再会したのは、二度と会わないと誓った初恋の上司
「誰か、塙先生見ました?」
カメラの準備をする看護師が仲間のスタッフに聞いている。

そう言えば、今日は塙くんが内視鏡に入る日のはずだけれど。

「塙先生は休みだよ。風邪だって」
いつも温厚な上田先生の声が少し冷たい。

そりゃあね、体調不良だって言われれば文句も言えない。ましてやこの時代、「風邪です」って言うのを這ってでも出て来いとは言えないだろう。でもねえ・・・

「塙先生って、確か先週もお休みしてませんでした?」
スタッフの鋭い突っ込み。

そうなのよ。
最近の塙くんはよく休む。

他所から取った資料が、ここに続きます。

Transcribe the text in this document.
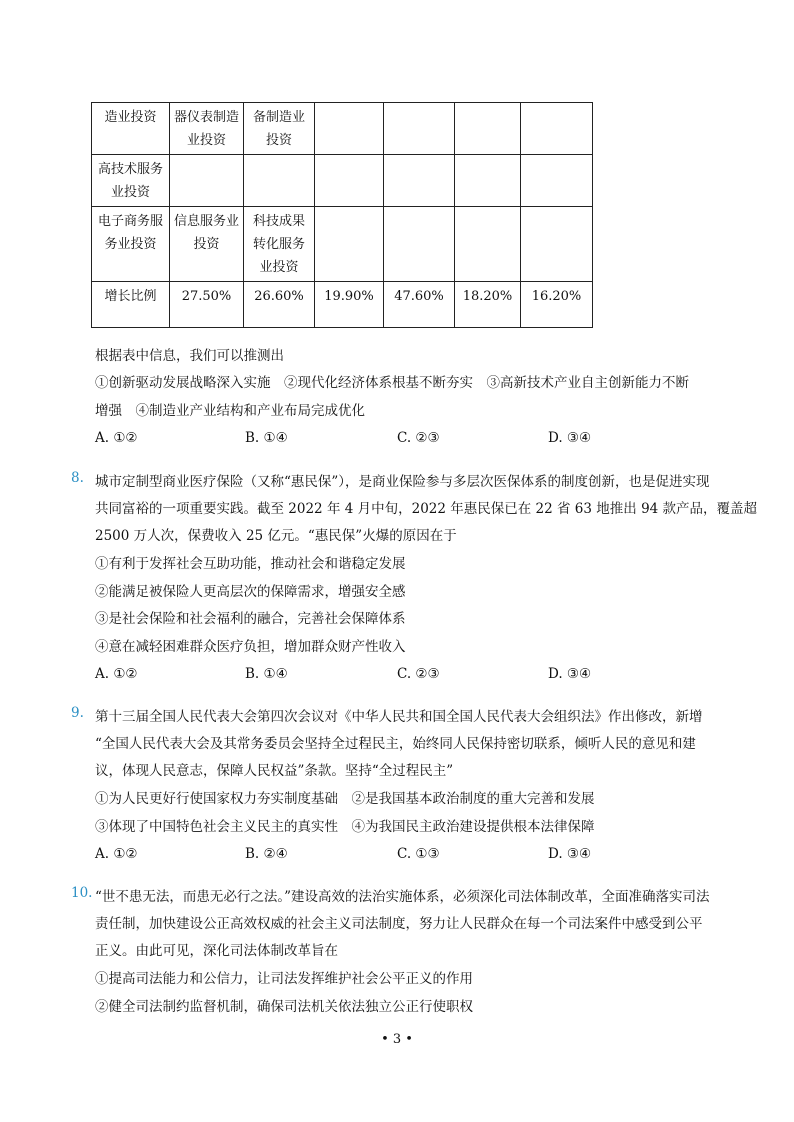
造业投资	器仪表制造业投资	备制造业投资				
高技术服务业投资						
电子商务服务业投资	信息服务业投资	科技成果转化服务业投资				
增长比例	27.50%	26.60%	19.90%	47.60%	18.20%	16.20%
根据表中信息，我们可以推测出
①创新驱动发展战略深入实施　②现代化经济体系根基不断夯实　③高新技术产业自主创新能力不断
增强　④制造业产业结构和产业布局完成优化
A. ①②	B. ①④	C. ②③	D. ③④
8. 城市定制型商业医疗保险（又称“惠民保”），是商业保险参与多层次医保体系的制度创新，也是促进实现
共同富裕的一项重要实践。截至 2022 年 4 月中旬，2022 年惠民保已在 22 省 63 地推出 94 款产品，覆盖超
2500 万人次，保费收入 25 亿元。“惠民保”火爆的原因在于
①有利于发挥社会互助功能，推动社会和谐稳定发展
②能满足被保险人更高层次的保障需求，增强安全感
③是社会保险和社会福利的融合，完善社会保障体系
④意在减轻困难群众医疗负担，增加群众财产性收入
A. ①②	B. ①④	C. ②③	D. ③④
9. 第十三届全国人民代表大会第四次会议对《中华人民共和国全国人民代表大会组织法》作出修改，新增
“全国人民代表大会及其常务委员会坚持全过程民主，始终同人民保持密切联系，倾听人民的意见和建
议，体现人民意志，保障人民权益”条款。坚持“全过程民主”
①为人民更好行使国家权力夯实制度基础　②是我国基本政治制度的重大完善和发展
③体现了中国特色社会主义民主的真实性　④为我国民主政治建设提供根本法律保障
A. ①②	B. ②④	C. ①③	D. ③④
10. “世不患无法，而患无必行之法。”建设高效的法治实施体系，必须深化司法体制改革，全面准确落实司法
责任制，加快建设公正高效权威的社会主义司法制度，努力让人民群众在每一个司法案件中感受到公平
正义。由此可见，深化司法体制改革旨在
①提高司法能力和公信力，让司法发挥维护社会公平正义的作用
②健全司法制约监督机制，确保司法机关依法独立公正行使职权
• 3 •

もちろん連絡はしてくるし、当直やカンファレンスなど絶対に休めない日は出てくるのに、内視鏡や病棟待機の日に限って急なお休みが入る。

「和田先生、何か聞いてる?」
「え?」
私ですか?

「仲いいから何か聞いているかなって思ったんだけれど?」
上田先生に大意がないのはわかっている、でも・・・

「知りません。何も」
それどころか、最近は避けられている気がするもの。

「そうか」
困ったなって表情の上田先生。

最近の塙くんを見ていて、危険だなって感じてはいる。
態度も反抗的だし、発想も発言も以前に比べれば確実にネガティブ。それに、全然笑わなくなった。